Having graduated the First Cadet Corps in 1849, Vasily Kurochkin joined the Russian Army as a junior officer. He started writing poetry while a cadet, debuted as a published poet in 1848 and in 1856 (four years after retiring from the military) started the career of a literary professional. Highly acclaimed were his translations of Beranger (1858, 1864 and 1874 collections) and Molière (Le Misanthrope ou l'Atrabilaire amoureux, 1867).

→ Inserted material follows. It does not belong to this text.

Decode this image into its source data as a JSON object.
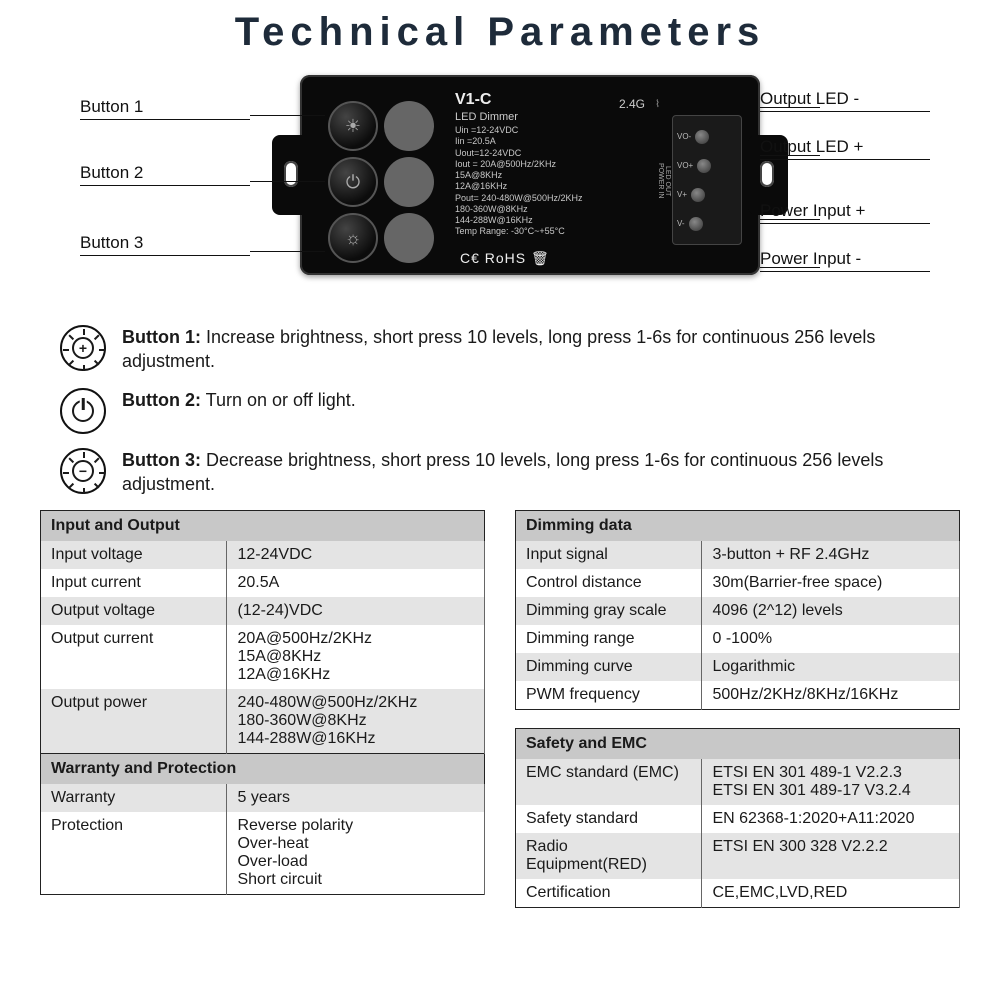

In the late 1850s Kurochkin became one of Russia's most prominent political satirists. In 1859, along with the cartoonist Nikolai Stepanov, he founded the influential satirical Iskra magazine. In 1861 Kurochkin joined the underground radical group Zemlya i Volya and a year later became one of the five members of its central committee. After Dmitry Karakozov's attempt upon the life of Alexander II, he was arrested and spent two months in the Petropavlovsk Fortress. In 1867 the first edition of The Works of V.S. Kurochkin was published.

Kurochkin died on 27 August 1875 in Saint Petersburg after accidentally overdosing on chloral hydrate prescribed to him by the doctor. He is interred in Volkovo Cemetery in Saint Petersburg.